鮎のあんかけは頭からエイやとかぶりつく。あんかけになっているのが絶品、出汁の取り方はまさに京懐石のそれ。これだけで幸福感がおそう。少し遅れてやってくる淡い春の苦み。あんの出汁はいつまでもやさしい。出汁とあゆの風味がピアニシモのユニゾンとなって長く弓を引く。

 

フォアグラのソテー:すごい。たっぷりの旨み感。しかも食べても食べてもまったくしつこくならない。いつまでも一口目の感動が襲う。「県内で冷凍を使わないのはうちくらいではないでしょうか。フォアグラに限らず、料理長は冷凍ものが嫌いですから」火が通るか通らないかのぎりぎりのところで客のテーブルに運ばれる。これができるのも生のフォアグラならでは。

 

ステーキはミディアムレアで頼んだ。「一口目は何もつけづにどうぞ」と言われるままに。これが抜群に旨く、このまま何もつけづにと思ったが、にんにく風味のピーナッツソースとポン酢が用意されていたのでつけてみた。まさに最高級のフィレ肉。

 

デザートはケーキのワゴン。2個選んでいいですよとの女神のようなお言葉に、木苺のムースとクレームドブリュレをチョイス。

 

ここはバー。1面の窓の外はライトアップされた神通峡。これ以上のムードは無い。向き合った連れの見たことのない表情にはっとしてグラスに手を伸ばす。

 

食材はこだわりぬいたものを仕入れ、しかもその日のうちに使い切ると胸を張る支配人。「おかげさまでメディアにとりあげて頂く機会も増えましたが、スタッフの教育など、まだまだ課題はあります。」とも付け加えた。

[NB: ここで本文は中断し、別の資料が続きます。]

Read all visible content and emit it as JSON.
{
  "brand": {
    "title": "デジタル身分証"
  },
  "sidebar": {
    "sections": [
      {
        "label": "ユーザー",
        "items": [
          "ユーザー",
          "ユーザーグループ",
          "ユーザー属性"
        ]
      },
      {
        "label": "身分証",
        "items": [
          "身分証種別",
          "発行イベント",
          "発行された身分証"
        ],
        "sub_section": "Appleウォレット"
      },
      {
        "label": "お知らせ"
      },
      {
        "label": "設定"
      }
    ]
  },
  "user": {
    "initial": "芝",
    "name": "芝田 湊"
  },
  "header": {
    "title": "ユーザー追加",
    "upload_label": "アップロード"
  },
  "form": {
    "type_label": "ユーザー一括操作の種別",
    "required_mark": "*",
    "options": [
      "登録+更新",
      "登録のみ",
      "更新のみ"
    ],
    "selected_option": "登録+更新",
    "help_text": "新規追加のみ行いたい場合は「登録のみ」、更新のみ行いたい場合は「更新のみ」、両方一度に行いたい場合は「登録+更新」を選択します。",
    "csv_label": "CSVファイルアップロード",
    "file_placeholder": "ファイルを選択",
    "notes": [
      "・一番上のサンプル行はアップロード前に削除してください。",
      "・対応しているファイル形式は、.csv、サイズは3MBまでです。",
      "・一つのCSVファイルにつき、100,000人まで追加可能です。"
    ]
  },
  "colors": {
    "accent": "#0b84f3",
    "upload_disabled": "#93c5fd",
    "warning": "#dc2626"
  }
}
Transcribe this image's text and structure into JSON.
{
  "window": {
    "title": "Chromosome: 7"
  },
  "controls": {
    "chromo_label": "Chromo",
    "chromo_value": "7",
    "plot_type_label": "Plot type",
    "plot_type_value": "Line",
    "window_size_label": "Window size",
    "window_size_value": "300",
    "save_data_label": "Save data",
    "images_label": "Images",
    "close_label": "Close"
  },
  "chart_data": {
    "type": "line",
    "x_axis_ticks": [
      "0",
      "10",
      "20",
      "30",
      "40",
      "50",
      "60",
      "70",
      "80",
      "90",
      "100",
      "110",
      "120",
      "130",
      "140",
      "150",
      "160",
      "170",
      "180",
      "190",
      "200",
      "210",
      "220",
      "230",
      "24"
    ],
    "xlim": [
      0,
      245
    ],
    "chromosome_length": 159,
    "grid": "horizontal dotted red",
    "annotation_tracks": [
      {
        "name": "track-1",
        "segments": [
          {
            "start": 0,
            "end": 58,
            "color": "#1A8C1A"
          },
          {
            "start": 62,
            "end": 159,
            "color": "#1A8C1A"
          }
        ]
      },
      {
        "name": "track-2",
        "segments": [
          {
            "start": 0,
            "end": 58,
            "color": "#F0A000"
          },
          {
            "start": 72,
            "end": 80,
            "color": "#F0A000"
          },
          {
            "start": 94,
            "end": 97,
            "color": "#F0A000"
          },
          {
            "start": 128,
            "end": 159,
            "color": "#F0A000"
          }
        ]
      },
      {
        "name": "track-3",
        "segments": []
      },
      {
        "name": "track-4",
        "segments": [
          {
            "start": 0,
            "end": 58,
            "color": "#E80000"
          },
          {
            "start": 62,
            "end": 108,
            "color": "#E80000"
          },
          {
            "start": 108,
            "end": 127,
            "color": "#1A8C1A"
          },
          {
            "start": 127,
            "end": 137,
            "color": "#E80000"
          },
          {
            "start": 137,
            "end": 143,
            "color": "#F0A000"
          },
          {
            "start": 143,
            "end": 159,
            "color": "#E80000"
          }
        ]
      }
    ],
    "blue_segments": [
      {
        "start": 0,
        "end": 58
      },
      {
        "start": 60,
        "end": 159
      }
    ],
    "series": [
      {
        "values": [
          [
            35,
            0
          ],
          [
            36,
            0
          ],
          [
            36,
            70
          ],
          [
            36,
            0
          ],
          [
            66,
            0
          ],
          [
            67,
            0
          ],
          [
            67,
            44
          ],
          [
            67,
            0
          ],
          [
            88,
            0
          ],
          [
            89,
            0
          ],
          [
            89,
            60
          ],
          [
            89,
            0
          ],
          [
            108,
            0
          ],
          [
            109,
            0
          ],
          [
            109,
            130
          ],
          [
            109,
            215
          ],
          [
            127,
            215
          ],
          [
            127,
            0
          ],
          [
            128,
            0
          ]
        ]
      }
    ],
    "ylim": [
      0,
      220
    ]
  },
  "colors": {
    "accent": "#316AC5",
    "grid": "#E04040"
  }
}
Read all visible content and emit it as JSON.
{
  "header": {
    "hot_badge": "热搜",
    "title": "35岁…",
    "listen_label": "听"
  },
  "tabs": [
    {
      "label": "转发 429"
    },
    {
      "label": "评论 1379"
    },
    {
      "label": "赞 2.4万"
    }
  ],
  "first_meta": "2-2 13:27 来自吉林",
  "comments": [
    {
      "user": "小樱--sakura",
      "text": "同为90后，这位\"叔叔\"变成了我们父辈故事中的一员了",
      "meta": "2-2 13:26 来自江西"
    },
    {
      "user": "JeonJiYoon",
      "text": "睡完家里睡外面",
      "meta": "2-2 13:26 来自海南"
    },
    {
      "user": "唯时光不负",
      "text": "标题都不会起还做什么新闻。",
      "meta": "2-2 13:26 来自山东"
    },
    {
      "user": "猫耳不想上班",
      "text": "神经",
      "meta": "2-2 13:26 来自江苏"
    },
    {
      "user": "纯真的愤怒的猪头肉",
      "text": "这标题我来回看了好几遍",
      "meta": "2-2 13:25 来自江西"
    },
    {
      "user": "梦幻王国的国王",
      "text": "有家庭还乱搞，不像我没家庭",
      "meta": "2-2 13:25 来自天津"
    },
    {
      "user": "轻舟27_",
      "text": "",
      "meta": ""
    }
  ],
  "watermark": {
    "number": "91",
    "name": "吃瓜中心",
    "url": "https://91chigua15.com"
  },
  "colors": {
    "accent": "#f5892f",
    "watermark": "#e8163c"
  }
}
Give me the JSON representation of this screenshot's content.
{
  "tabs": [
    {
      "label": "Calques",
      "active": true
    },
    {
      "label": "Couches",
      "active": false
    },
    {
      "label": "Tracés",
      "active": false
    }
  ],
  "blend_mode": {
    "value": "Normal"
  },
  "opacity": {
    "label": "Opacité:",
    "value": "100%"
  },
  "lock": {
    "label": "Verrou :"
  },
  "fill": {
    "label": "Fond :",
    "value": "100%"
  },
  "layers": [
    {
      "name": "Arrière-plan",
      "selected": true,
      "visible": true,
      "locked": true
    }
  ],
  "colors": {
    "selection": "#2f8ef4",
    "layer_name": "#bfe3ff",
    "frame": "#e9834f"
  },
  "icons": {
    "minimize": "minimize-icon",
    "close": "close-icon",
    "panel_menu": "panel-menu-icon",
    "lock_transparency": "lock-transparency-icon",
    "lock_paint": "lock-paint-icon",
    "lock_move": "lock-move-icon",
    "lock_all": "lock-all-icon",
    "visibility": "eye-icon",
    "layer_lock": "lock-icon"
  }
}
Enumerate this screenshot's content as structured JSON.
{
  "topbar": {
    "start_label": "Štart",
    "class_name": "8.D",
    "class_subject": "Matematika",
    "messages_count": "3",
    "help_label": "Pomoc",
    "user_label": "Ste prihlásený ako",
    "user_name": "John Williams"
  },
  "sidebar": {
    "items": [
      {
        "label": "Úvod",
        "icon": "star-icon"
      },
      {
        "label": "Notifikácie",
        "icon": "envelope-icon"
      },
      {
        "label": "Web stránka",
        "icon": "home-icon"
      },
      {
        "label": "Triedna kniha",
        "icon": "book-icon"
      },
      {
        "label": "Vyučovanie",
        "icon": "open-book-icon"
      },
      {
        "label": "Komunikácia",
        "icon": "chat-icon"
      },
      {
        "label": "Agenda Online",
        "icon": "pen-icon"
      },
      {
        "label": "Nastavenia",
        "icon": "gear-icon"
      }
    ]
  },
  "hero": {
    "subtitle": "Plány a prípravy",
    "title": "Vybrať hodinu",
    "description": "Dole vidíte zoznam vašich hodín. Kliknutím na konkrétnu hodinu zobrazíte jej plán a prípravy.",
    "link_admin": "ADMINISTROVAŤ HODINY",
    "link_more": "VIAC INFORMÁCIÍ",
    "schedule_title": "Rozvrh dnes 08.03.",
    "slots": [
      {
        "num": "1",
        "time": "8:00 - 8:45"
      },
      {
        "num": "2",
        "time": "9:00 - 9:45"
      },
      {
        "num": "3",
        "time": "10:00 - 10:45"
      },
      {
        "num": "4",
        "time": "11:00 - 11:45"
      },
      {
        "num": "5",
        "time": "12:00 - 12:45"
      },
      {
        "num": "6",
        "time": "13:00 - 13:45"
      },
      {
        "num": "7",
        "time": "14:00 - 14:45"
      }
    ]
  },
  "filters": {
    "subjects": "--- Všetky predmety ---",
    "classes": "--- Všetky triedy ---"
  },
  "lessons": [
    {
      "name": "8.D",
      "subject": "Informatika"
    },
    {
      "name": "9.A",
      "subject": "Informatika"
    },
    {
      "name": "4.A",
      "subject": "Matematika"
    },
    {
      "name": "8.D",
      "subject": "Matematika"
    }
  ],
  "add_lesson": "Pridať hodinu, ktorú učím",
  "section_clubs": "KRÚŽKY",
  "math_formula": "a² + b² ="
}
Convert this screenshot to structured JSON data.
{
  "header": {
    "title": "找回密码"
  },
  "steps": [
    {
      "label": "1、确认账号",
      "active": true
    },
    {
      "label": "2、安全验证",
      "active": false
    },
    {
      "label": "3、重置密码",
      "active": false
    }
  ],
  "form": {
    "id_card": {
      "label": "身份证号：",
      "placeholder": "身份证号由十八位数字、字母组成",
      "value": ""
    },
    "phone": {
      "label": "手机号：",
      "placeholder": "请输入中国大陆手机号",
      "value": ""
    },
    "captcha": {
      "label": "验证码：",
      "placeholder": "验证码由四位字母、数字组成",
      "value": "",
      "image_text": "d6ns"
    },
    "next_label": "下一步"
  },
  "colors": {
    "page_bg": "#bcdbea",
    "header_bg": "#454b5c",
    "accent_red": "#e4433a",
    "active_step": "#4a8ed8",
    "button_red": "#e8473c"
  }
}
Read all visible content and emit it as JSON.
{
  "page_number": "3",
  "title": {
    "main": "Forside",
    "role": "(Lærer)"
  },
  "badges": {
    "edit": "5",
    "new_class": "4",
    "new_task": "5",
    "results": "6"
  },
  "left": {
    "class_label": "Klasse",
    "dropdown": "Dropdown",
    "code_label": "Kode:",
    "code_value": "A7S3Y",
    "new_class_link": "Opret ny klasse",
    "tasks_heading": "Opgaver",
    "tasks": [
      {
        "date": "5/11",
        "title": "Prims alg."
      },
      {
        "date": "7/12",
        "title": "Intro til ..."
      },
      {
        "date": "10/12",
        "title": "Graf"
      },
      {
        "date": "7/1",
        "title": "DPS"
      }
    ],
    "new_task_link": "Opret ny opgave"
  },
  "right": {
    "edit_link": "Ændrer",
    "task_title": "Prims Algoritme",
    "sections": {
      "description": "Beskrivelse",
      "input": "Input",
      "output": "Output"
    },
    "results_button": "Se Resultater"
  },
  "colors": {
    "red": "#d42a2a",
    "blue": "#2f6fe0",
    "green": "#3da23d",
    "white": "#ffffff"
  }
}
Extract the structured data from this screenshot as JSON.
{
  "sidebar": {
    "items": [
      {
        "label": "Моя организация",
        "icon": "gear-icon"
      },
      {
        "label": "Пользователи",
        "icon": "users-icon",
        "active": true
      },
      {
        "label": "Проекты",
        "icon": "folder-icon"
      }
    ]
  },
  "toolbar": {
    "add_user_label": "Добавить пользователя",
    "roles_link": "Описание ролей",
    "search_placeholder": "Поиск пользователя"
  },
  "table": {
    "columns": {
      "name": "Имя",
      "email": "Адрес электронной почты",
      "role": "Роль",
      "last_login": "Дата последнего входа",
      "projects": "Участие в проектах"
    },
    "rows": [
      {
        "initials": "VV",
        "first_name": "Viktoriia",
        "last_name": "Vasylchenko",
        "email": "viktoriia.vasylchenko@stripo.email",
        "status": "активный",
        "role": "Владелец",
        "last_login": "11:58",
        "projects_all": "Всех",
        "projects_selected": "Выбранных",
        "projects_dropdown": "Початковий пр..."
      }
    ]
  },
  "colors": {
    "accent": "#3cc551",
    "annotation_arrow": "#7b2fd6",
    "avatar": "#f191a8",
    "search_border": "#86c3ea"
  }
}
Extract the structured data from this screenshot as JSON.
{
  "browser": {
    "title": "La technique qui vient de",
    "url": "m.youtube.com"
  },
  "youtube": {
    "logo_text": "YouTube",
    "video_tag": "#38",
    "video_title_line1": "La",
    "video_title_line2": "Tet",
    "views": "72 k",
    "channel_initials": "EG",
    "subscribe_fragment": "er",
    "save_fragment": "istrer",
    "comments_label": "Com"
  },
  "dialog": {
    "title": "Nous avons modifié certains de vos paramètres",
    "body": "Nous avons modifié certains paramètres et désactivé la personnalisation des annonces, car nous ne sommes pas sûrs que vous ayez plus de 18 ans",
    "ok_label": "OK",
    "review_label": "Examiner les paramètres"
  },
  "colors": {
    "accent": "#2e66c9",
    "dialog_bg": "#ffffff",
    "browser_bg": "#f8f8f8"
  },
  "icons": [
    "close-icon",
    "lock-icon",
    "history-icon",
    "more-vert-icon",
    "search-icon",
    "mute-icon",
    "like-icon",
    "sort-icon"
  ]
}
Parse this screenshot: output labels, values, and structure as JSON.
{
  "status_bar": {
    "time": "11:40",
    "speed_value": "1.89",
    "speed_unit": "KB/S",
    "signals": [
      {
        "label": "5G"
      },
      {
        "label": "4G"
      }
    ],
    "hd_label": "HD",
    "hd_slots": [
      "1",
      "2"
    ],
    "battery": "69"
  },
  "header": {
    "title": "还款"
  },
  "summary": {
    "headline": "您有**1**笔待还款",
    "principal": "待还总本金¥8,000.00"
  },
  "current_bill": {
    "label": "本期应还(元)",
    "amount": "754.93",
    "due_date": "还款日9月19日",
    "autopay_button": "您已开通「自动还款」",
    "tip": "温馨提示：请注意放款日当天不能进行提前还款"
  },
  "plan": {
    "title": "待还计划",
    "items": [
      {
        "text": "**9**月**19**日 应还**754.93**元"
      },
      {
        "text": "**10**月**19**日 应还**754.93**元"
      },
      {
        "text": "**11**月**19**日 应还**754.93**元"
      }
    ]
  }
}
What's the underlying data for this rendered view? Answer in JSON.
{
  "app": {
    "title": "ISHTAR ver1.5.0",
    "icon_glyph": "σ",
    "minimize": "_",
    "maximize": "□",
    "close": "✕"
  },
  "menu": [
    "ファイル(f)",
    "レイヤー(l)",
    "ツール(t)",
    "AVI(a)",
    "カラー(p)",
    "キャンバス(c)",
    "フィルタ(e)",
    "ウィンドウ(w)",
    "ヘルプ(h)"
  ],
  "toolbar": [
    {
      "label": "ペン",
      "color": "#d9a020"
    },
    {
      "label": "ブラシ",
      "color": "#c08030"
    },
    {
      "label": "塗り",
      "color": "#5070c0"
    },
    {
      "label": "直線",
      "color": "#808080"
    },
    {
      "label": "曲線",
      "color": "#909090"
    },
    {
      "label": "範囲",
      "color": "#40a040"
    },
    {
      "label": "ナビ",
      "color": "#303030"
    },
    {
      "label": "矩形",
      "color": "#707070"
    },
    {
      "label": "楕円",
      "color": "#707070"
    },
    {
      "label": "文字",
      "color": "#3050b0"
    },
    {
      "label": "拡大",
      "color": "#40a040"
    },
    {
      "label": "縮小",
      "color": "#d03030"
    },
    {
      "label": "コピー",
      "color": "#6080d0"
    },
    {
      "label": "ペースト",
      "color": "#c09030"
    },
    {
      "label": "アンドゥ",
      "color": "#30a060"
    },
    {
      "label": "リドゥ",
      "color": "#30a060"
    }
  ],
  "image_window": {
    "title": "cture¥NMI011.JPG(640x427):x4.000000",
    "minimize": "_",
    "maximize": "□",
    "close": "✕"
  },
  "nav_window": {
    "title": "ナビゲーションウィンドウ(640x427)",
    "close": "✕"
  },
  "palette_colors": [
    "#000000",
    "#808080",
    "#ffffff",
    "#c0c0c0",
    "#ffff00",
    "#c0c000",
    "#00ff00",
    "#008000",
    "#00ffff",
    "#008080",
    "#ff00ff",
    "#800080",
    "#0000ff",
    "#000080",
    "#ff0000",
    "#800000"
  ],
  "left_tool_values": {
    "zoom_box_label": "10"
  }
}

料理長は採算度外視で食材を仕入れていいらしい。採算度外視といえばある意味この宿全体がいろいろなことを度外視してしまっている。壁を飾る絵は国宝級のものまで。絵一枚買っただけで利益など吹っ飛んでいく、そんな絵が普通に飾られている。そうここはオーナーの美意識の桧舞台なのだ。